Литмир - Электронная Библиотека

— А как бы вы… вы бы как себя чувствовали, если бы вам столько лет подряд все твердили бы, что вы — человек "пропащий", что из вас "никогда ничего не будет, кроме дерьма", и что "добрые люди помирают, а такие идиоты — по земле ползают"? Еще много чего санитарки на псишке говорили… Я вот все думаю и думаю: почему такие мерзкие люди себя хозяевами жизни чувствуют? Почему они — всегда на коне, а такие, как я — всегда на обочине? Может, надо учиться работать кулаками, локтями, зубами? Может, чем меньше человеческого в нас останется, тем удачливее и счастливее мы станем?

— Деточка, но ведь ты же должна понимать, что и среди нашего брата, медиков, вполне хватает людей недалеких и просто недобрых!

— Ну, а я-то чем виновата, что мне все время попадаются недобрые ремесленники?! — чуть ли не закричала, вскочив со стула, Елена. — Мне-то как жить, мне-то что делать?!

— Успокойся, Лена. Сядь! — властно приказала Нина Алексеевна. — Вот так… Эти твои вопросы вполне можно назвать риторическими. Ты можешь задавать их сколько угодно, ответа на них не требуется… И вот еще что, детка. У тебя в речи слишком много местоимений: "я", "мне", "у меня", "мое", "моя", "обо мне"… Ты помни, пожалуйста, что ты ведь не одна на свете, и люди, умеющие чувствовать тонко и глубоко, существуют вокруг в немалом количестве. Только они так не "якают"… Ты можешь сейчас на меня обидеться, но все-таки прислушайся к тому, что я тебе говорю. Иначе ты никогда не сможешь выйти из своего хронического пике, понимаешь?… А сейчас давай-ка поговорим о более насущном. Ты ведь беременна?

— Да.

— Срок?

— Девятый месяц, кажется…

— Ты что же, не знаешь точного срока?

— Не знаю.

— А что говорит врач?

— Ничего не говорит…

— То есть, что это значит — "ничего не говорит"?

— …

— Да ты была ли на приеме у гинеколога?

— Нет…

— Да ты что? Ты с ума сошла! Это черт знает, что такое! Ты бы хоть о будущем ребенке подумала!

— Думаю… А к гинекологу — не могу идти. Понимаете, не могу! Я бы скорее согласилась черт знает на какую экзекуцию, чем добровольно — на прием… к этому… знатоку женских дел.

— Ой, ой, ой, Леночка, ну, что ты такое говоришь! — Нина Алексеевна покачала головой. — А рожать-то ты как собираешься?

— Ну, как? — как все… Там уж некуда будет деваться.
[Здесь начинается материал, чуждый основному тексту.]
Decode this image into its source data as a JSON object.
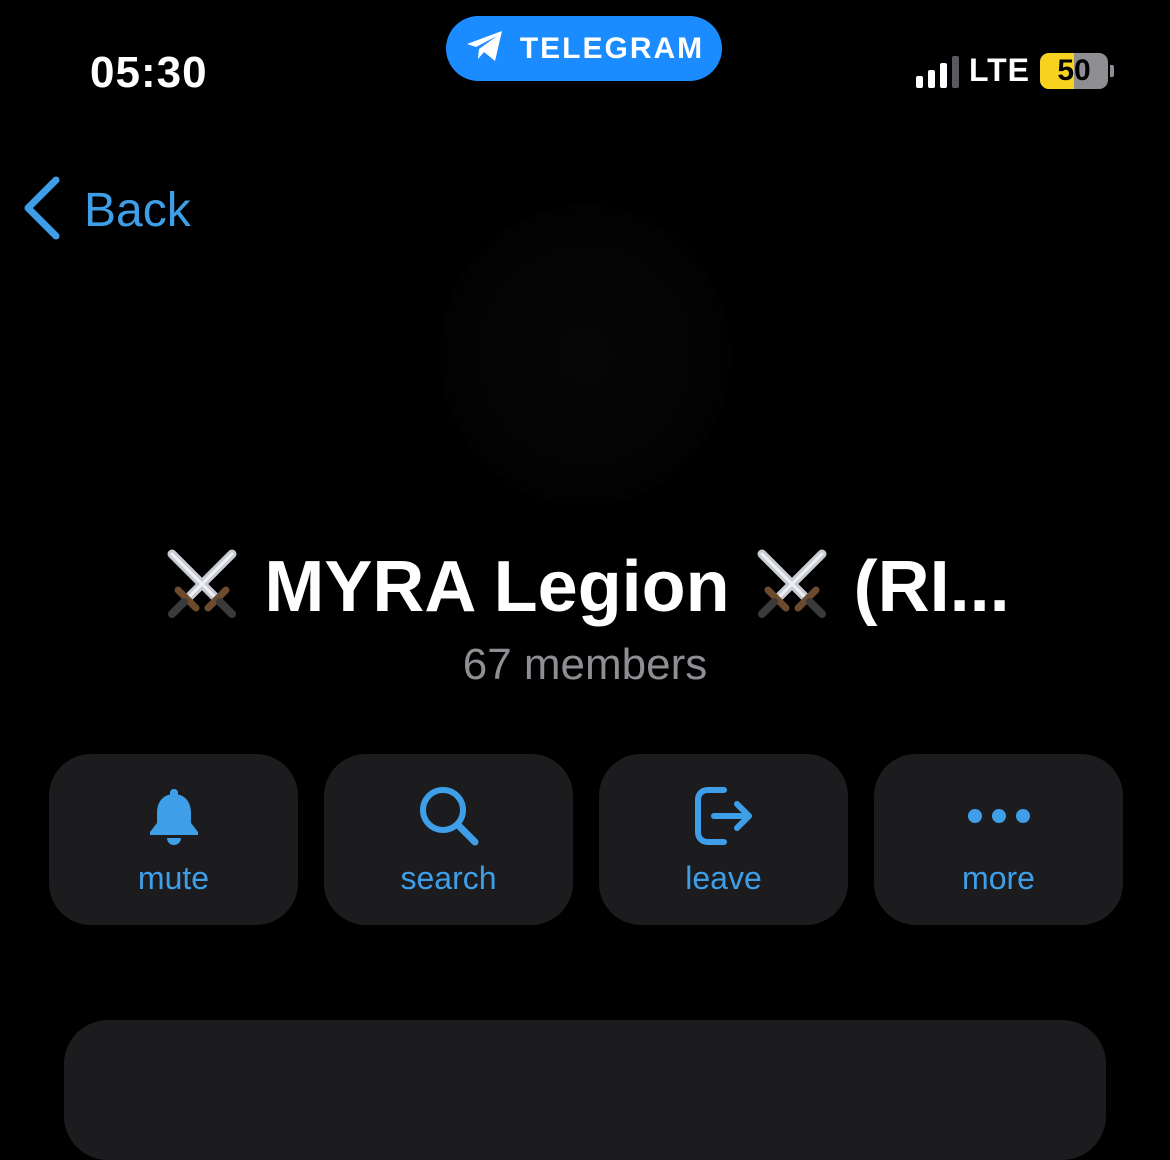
{
  "status_bar": {
    "time": "05:30",
    "network": "LTE",
    "battery_level": "50",
    "battery_fraction": 0.5,
    "signal_bars_active": 3,
    "signal_bars_total": 4
  },
  "return_pill": {
    "label": "TELEGRAM",
    "icon": "telegram-plane-icon",
    "color": "#1a8cff"
  },
  "nav": {
    "back_label": "Back",
    "accent": "#3e9fe8"
  },
  "profile": {
    "title": "MYRA Legion",
    "title_suffix": "(RI...",
    "emoji_left": "⚔️",
    "emoji_right": "⚔️",
    "subtitle": "67 members"
  },
  "actions": [
    {
      "label": "mute",
      "icon": "bell-icon"
    },
    {
      "label": "search",
      "icon": "search-icon"
    },
    {
      "label": "leave",
      "icon": "leave-icon"
    },
    {
      "label": "more",
      "icon": "more-icon"
    }
  ]
}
— И все-таки, я бы тебе посоветовала сходить в женскую консультацию. Хочешь, я договорюсь с хорошим доктором, он тебя посмотрит?

— Нет!

— Ты все-таки подумай, Лена. Ненужный этот стыд необходимо переломить. Ты же не девочка уже, ты — женщина. Как же ты собираешься матерью-то стать? Я бы еще могла понять твои фокусы, если бы тебе лет пятнадцать-шестнадцать было. А ты ведь — взрослая уже, и давно! Что же тут кочевряжиться?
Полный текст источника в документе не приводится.